I suppose dams might not be the best term, channels would be more accurate. While they will perform as dams to keep water out of our homes, their main purpose is to channel the water away.
I thought to myself, semantics, good grief!
“Okay, let’s educate everyone.”
Paul added, “We remind everyone that at night the channels will leave a sheet of ice on our paths. We don’t need any busted asses or broken legs.”
Smugly, Mike added, “Another great observation.”
I smiled and said, “Dude, no one likes a smartass. I know because the only friends I have are smartasses.”
***
The Alpha male and nine of the pack struggled through the deep, but hardening snow, to the human’s houses that night to bring home a kill for the pack. There was a strong smell of human, dog, cat and raccoon, but only three humans were outside digging in the snow.
The two raccoons had raided a garbage can and were moving back to the woods when the pack attacked. The raccoons put up a fight, but were vastly outnumbered.
The Alpha male ate first and there was a fight for the rest. Wolves don’t normally attack humans, but this pack was starving.

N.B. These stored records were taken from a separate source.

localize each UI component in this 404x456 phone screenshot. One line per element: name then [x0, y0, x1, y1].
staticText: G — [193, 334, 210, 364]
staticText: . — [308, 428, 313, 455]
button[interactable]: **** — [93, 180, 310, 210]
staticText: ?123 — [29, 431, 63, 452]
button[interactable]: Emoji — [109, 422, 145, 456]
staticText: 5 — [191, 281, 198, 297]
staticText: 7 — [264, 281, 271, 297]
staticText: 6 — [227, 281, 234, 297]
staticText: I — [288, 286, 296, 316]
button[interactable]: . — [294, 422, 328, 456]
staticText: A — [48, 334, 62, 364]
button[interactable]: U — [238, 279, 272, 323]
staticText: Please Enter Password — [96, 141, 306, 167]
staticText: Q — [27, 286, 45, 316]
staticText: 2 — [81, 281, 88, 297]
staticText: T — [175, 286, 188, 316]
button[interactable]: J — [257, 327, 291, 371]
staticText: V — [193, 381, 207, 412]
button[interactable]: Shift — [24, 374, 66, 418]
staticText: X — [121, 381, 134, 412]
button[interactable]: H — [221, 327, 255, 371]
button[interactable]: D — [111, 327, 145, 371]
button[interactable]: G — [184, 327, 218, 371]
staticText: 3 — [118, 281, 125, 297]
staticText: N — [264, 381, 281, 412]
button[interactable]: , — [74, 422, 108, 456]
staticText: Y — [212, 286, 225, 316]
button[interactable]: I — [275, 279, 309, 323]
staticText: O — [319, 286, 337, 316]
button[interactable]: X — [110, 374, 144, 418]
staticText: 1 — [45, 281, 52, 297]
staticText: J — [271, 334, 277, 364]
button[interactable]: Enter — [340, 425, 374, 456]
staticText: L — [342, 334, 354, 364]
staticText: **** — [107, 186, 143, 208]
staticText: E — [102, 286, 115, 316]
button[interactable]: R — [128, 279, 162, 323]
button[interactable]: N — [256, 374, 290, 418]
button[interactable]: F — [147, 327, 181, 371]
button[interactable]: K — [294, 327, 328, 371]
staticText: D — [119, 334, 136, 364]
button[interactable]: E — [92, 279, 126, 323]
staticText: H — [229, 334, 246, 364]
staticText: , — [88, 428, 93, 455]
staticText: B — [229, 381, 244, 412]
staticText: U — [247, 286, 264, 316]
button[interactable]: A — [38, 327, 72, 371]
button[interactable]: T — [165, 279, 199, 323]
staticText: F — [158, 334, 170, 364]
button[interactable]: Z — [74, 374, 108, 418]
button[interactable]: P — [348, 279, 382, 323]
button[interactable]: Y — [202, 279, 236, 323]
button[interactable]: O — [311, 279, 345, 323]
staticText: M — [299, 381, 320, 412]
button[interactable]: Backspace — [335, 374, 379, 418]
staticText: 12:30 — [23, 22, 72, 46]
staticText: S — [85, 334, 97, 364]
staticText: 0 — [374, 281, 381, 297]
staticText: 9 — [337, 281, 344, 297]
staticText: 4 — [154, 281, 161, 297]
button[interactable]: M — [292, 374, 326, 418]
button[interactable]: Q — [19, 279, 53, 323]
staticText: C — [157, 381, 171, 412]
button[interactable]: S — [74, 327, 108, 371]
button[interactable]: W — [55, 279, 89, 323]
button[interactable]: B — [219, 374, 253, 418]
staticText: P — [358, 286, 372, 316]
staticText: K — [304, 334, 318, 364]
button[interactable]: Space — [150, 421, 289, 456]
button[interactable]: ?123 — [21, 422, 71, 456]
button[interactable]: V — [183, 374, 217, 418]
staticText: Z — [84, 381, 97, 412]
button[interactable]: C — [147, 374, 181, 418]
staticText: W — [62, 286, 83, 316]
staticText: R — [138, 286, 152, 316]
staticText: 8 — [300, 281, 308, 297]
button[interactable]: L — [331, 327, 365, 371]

The humans were stuck below the level of the top of the snow. They would be alarmed at the number of wolf and coyote paw prints in the snow above them. The
Alfa male knew the pack could jump down and kill a dog, but then could not get back up the shear wall of snow and ice.
***
We worked on digging the drainage path for the next two days and could see that we were only yards from the tree line at the creek. By working in two-hour shifts, we dug the drainage path without wearing anyone out, and thankfully, our equipment kept running without breaking down.
We broke through the last few feet and found the creek to be flowing free. The water level was high and the normally small creek was 20 feet across and opened to the sky. I thanked God that the creek level was five feet below ground level, or we would have just flooded the neighborhood. The ground level on the other side of the creek was three feet lower than our side so I wasn’t worried about the creek flooding the neighborhood.
Ben ran the snow blower to the end of the path and finished the job.
“Let’s celebrate. Mike, cut up some deer steaks and let’s have a BBQ.”
“Great idea, let’s see, it’s 3:00 and the sun will be down shortly. Let’s go get the pit fired up.”
Later after we had finished eating, we sat around my family room swapping stories and singing our favorite songs.
“This is as close to before the lights went out normal as it gets these days. People enjoying their friend’s company and having a great time.” Ally said.
Joan replied, “And no one is staring down at their smart phones and ignoring their friends. This might be a better world if we weren’t running out of medicine and hygiene supplies.”
That brought a cautious laugh from everyone.